Details: Obama Supporters

Obama supporters most frequently base explanations for their support on Obama's ability to bring about change and a fresh approach to governing, echoing the central theme of the Obama campaign so far this year.

Beyond this specific response, however, the next four categories of responses from Obama supporters are more generic or partisan in nature, rather than being specific to Obama attributes or policy positions:

  • not wanting another Republican or a third Bush term (the latter, of course, echoes an often-heard refrain from Obama on the campaign trail)
  • a straightforward partisan explanation that the respondent is a Democrat and always votes Democratic
  • general agreement with Obama's policies
  • a generic "Obama is the better candidate" response

Relatively small percentages of Obama's supporters give more specific explanations focusing on his characteristics or his issue positions. These include the perception that Obama is "down to earth" and "cares about people," that he is honest, has good leadership qualities, that he would end the war in Iraq, that he is intelligent, that it is time for a black president, and that he would unite Americans.

The most frequently mentioned issue position is Obama's stance on the Iraq war, offered by 3% of Obama supporters, and the healthcare issue and the economy, each given by just 1% of Obama's supporters.

Details: McCain Supporters

McCain supporters are most likely to say they support the Arizona senator's candidacy in November because of his experience and/or Obama's lack of experience. This -- as is the case with Obama's supporters -- echoes a central McCain campaign theme.

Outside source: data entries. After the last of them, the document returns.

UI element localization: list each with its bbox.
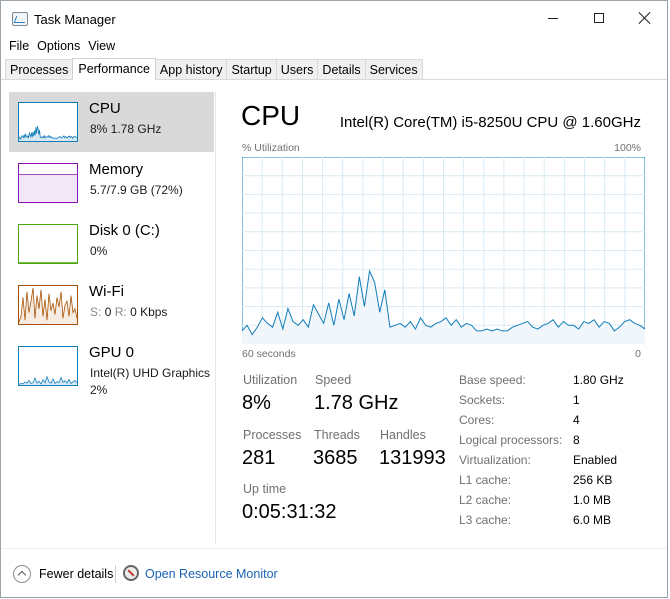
graph-x-left-label: 60 seconds [242,348,296,360]
chevron-up-circle-icon[interactable] [13,565,31,583]
sidebar-item-cpu[interactable]: CPU 8% 1.78 GHz [9,92,214,152]
maximize-icon [594,13,604,23]
sidebar-wifi-subtitle: S: 0 R: 0 Kbps [90,305,167,319]
graph-x-right-label: 0 [635,348,641,360]
handles-label: Handles [380,428,426,442]
task-manager-window: Task Manager File Options View Processes… [0,0,668,598]
speed-label: Speed [315,373,352,387]
sidebar-item-gpu[interactable]: GPU 0 Intel(R) UHD Graphics 6 2% [9,336,214,402]
menu-view[interactable]: View [84,37,119,55]
l1-cache-value: 256 KB [573,473,613,487]
wifi-receive-label: R: [114,305,127,319]
tab-details[interactable]: Details [317,59,366,80]
logical-processors-value: 8 [573,433,580,447]
sidebar-cpu-title: CPU [89,100,121,117]
menu-options[interactable]: Options [33,37,84,55]
l3-cache-label: L3 cache: [459,513,512,527]
uptime-label: Up time [243,482,287,496]
sidebar-memory-subtitle: 5.7/7.9 GB (72%) [90,183,183,197]
cpu-thumbnail-graph [18,102,78,142]
memory-thumbnail-graph [18,163,78,203]
wifi-send-label: S: [90,305,102,319]
processes-value: 281 [242,447,276,469]
base-speed-value: 1.80 GHz [573,373,624,387]
sidebar-wifi-title: Wi-Fi [89,283,124,300]
threads-label: Threads [314,428,360,442]
page-title: CPU [241,100,301,131]
fewer-details-button[interactable]: Fewer details [39,567,113,581]
l1-cache-label: L1 cache: [459,473,512,487]
sidebar-gpu-title: GPU 0 [89,344,135,361]
sidebar-gpu-subtitle: Intel(R) UHD Graphics 6 [90,366,214,380]
handles-value: 131993 [379,447,446,469]
window-title: Task Manager [34,12,116,27]
footer-separator [115,565,116,583]
l2-cache-value: 1.0 MB [573,493,612,507]
sockets-value: 1 [573,393,580,407]
virtualization-value: Enabled [573,453,618,467]
processes-label: Processes [243,428,302,442]
tab-services[interactable]: Services [364,59,423,80]
cores-label: Cores: [459,413,495,427]
l3-cache-value: 6.0 MB [573,513,612,527]
sidebar-gpu-usage: 2% [90,383,108,397]
close-button[interactable] [622,1,668,35]
open-resource-monitor-link[interactable]: Open Resource Monitor [145,567,278,581]
graph-y-label: % Utilization [242,142,300,154]
threads-value: 3685 [313,447,358,469]
sidebar-item-wifi[interactable]: Wi-Fi S: 0 R: 0 Kbps [9,275,214,335]
tab-users[interactable]: Users [275,59,319,80]
sidebar-cpu-subtitle: 8% 1.78 GHz [90,122,162,136]
sidebar-disk-subtitle: 0% [90,244,108,258]
utilization-value: 8% [242,392,271,414]
sockets-label: Sockets: [459,393,506,407]
sidebar-item-memory[interactable]: Memory 5.7/7.9 GB (72%) [9,153,214,213]
resource-sidebar: CPU 8% 1.78 GHz Memory 5.7/7.9 GB (72%) … [9,92,214,542]
tab-app-history[interactable]: App history [154,59,228,80]
wifi-receive-value: 0 Kbps [130,305,168,319]
uptime-value: 0:05:31:32 [242,501,337,523]
sidebar-item-disk[interactable]: Disk 0 (C:) 0% [9,214,214,274]
footer-divider [1,548,667,549]
menu-file[interactable]: File [1,37,33,55]
l2-cache-label: L2 cache: [459,493,512,507]
gpu-thumbnail-graph [18,346,78,386]
maximize-button[interactable] [576,1,622,35]
tab-startup[interactable]: Startup [226,59,277,80]
tab-processes[interactable]: Processes [5,59,74,80]
graph-y-max-label: 100% [614,142,641,154]
tab-bar: Processes Performance App history Startu… [5,58,423,80]
cpu-utilization-graph [242,157,645,344]
resource-monitor-icon[interactable] [123,565,139,581]
menu-bar: File Options View [1,37,119,55]
sidebar-memory-title: Memory [89,161,144,178]
wifi-send-value: 0 [104,305,112,319]
memory-thumb-area [19,174,77,202]
tab-performance[interactable]: Performance [72,58,156,80]
speed-value: 1.78 GHz [314,392,399,414]
minimize-button[interactable] [530,1,576,35]
task-manager-app-icon [12,12,28,26]
virtualization-label: Virtualization: [459,453,531,467]
utilization-label: Utilization [243,373,298,387]
minimize-icon [548,17,558,19]
logical-processors-label: Logical processors: [459,433,563,447]
close-icon [638,11,652,25]
base-speed-label: Base speed: [459,373,526,387]
title-bar[interactable]: Task Manager [1,1,667,35]
cpu-thumb-area [19,126,77,141]
disk-thumbnail-graph [18,224,78,264]
sidebar-disk-title: Disk 0 (C:) [89,222,160,239]
cores-value: 4 [573,413,580,427]
cpu-model-name: Intel(R) Core(TM) i5-8250U CPU @ 1.60GHz [339,114,641,131]
sidebar-divider [215,92,216,544]
wifi-thumbnail-graph [18,285,78,325]
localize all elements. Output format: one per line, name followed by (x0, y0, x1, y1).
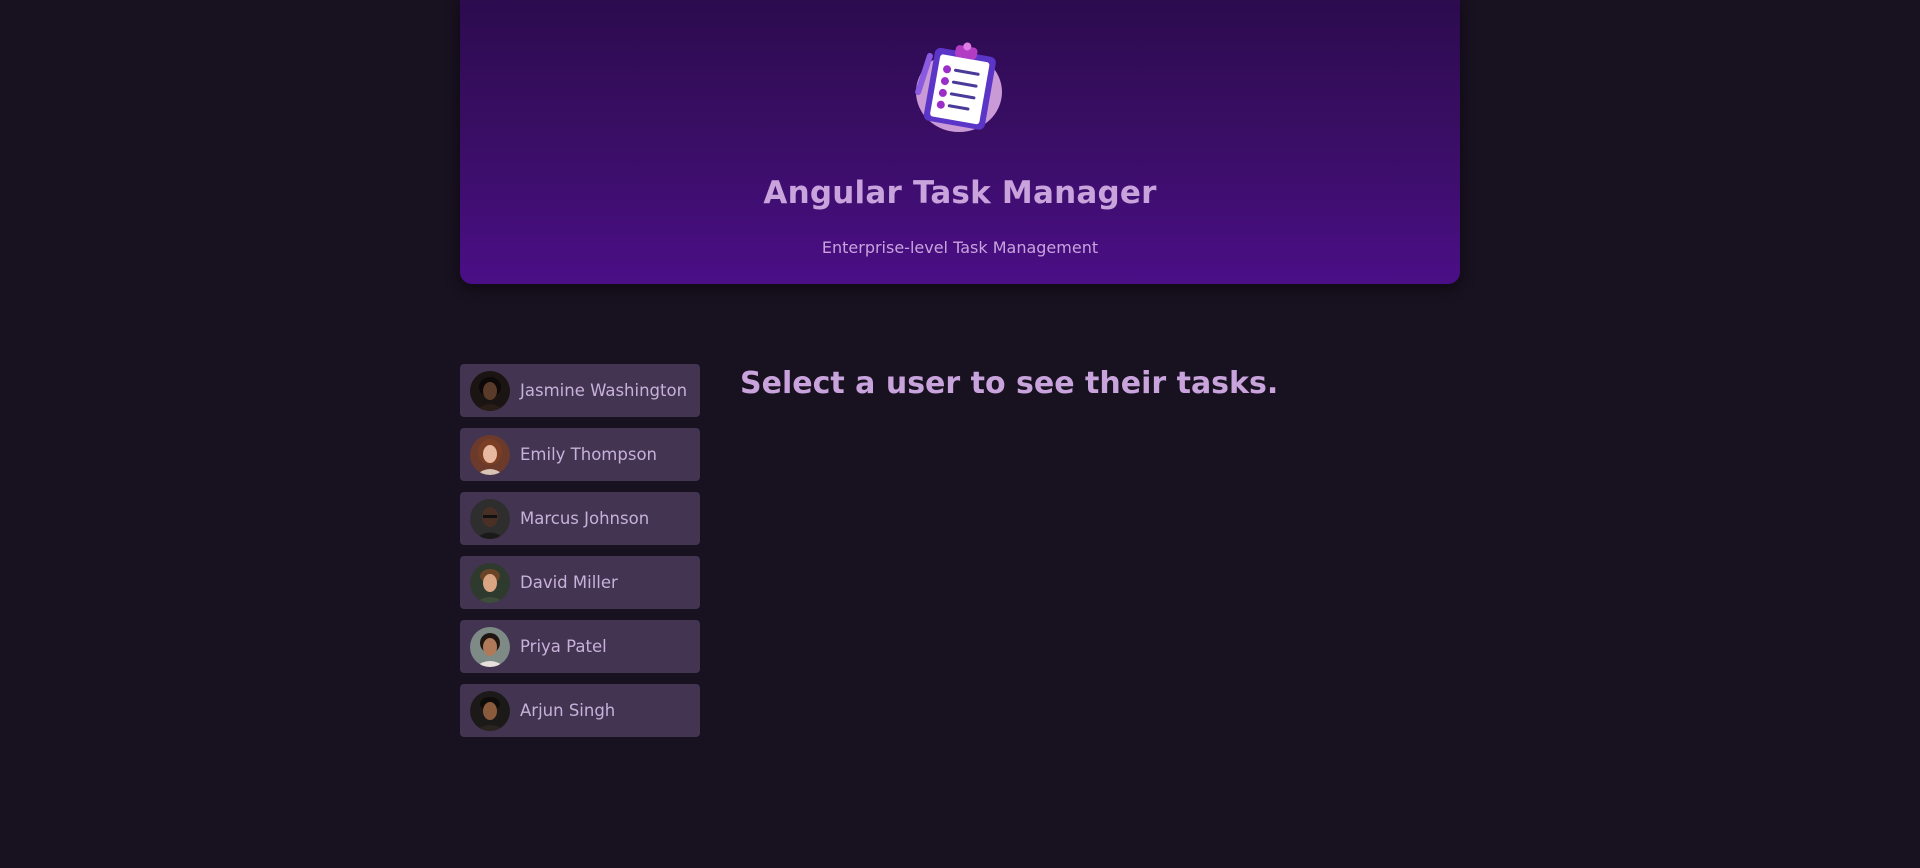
user-item-emily-thompson[interactable]: Emily Thompson (460, 428, 700, 481)
task-clipboard-icon (915, 38, 1007, 134)
user-item-david-miller[interactable]: David Miller (460, 556, 700, 609)
user-name: Priya Patel (520, 637, 607, 656)
user-avatar-priya (470, 626, 510, 667)
user-name: Marcus Johnson (520, 509, 650, 528)
user-avatar-emily (470, 434, 510, 475)
user-avatar-jasmine (470, 370, 510, 411)
user-avatar-david (470, 562, 510, 603)
user-item-marcus-johnson[interactable]: Marcus Johnson (460, 492, 700, 545)
app-subtitle: Enterprise-level Task Management (821, 238, 1099, 257)
user-name: Jasmine Washington (520, 381, 688, 400)
app-root: Angular Task Manager Enterprise-level Ta… (0, 0, 1920, 868)
user-item-arjun-singh[interactable]: Arjun Singh (460, 684, 700, 737)
user-item-priya-patel[interactable]: Priya Patel (460, 620, 700, 673)
app-header: Angular Task Manager Enterprise-level Ta… (460, 0, 1460, 284)
user-list: Jasmine Washington Emily Thompson Marcus… (460, 364, 700, 748)
user-avatar-arjun (470, 690, 510, 731)
select-user-fallback-text: Select a user to see their tasks. (740, 366, 1279, 401)
app-title: Angular Task Manager (763, 174, 1157, 211)
user-item-jasmine-washington[interactable]: Jasmine Washington (460, 364, 700, 417)
user-name: Arjun Singh (520, 701, 616, 720)
user-avatar-marcus (470, 498, 510, 539)
user-name: David Miller (520, 573, 618, 592)
user-name: Emily Thompson (520, 445, 658, 464)
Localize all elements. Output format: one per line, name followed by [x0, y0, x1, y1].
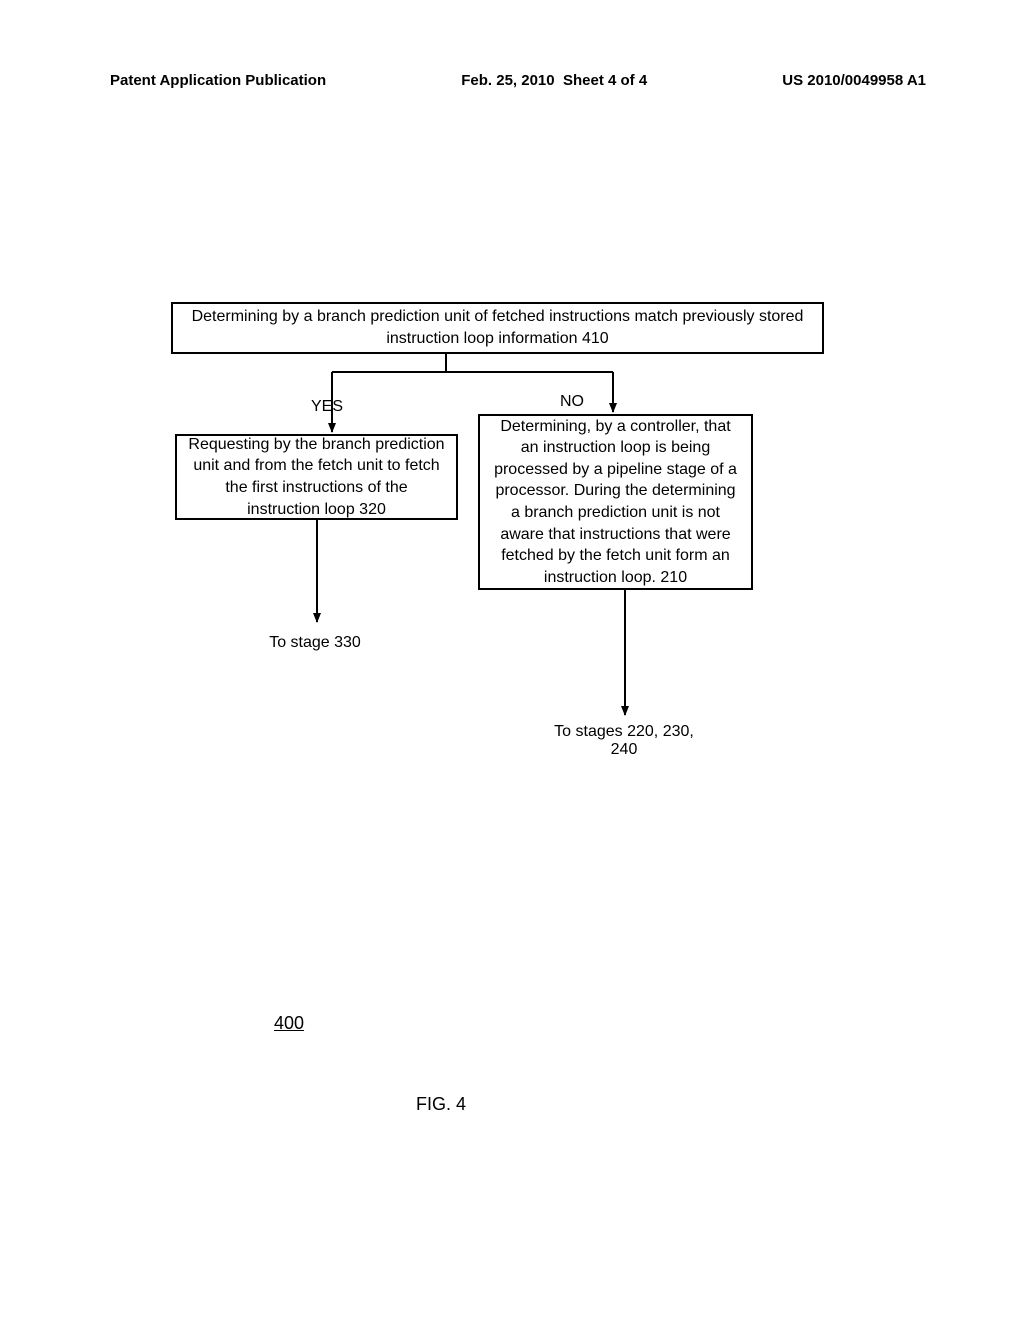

Beyond that, there is a category of explanations built around partisan or generic issues relating to McCain's overall persona:

  • general agreement with McCain on the issues
  • McCain is a Republican
  • McCain is a conservative
  • McCain is "the better candidate"
  • McCain is the lesser of two evils

McCain supporters are more likely to mention their dislike for Obama than are Obama supporters to mention their dislike for McCain. Six percent say they do not like Obama, 4% say they do not trust Obama, and 3% say Obama is too liberal.

Some McCain supporters mention his military background and his leadership qualities.

In terms of specific issues per se, 5% of McCain's supporters mention Iraq, while smaller numbers say they support him because of his position on the economy, gun rights, abortion, and taxes.

Bottom Line

Americans have clearly picked up on the "change" versus "experience" themes enunciated by Obama and McCain in the nascent stages of the general-election campaign. Additionally, a number of Obama supporters echo the Obama campaign theme that they do not want a third term of Republicans in the White House. Beyond these explanations for support, there are the usual partisan and generic explanations for candidate support found in any presidential election. It appears that McCain supporters are more specifically negative about Obama than is the case the other way around, and that McCain supporters have developed more specific explanations for their support based on their candidate's issue positions and personal characteristics than is the case for Obama supporters.

Survey Methods

Results are based on telephone interviews with 1,013 national adults, aged 18 and older, conducted May 19-21, 2008. For results based on the total sample of national adults, one can say with 95% confidence that the maximum margin of sampling error is ±3 percentage points.

Results based on the sample of 452 respondents who want Obama to win the election have a maximum margin of error of ±5 percentage points.

Results based on the sample of 463 respondents who want McCain to win the election have a maximum margin of error of ±5 percentage points.

In addition to sampling error, question wording and practical difficulties in conducting surveys can introduce error or bias into the findings of public opinion polls.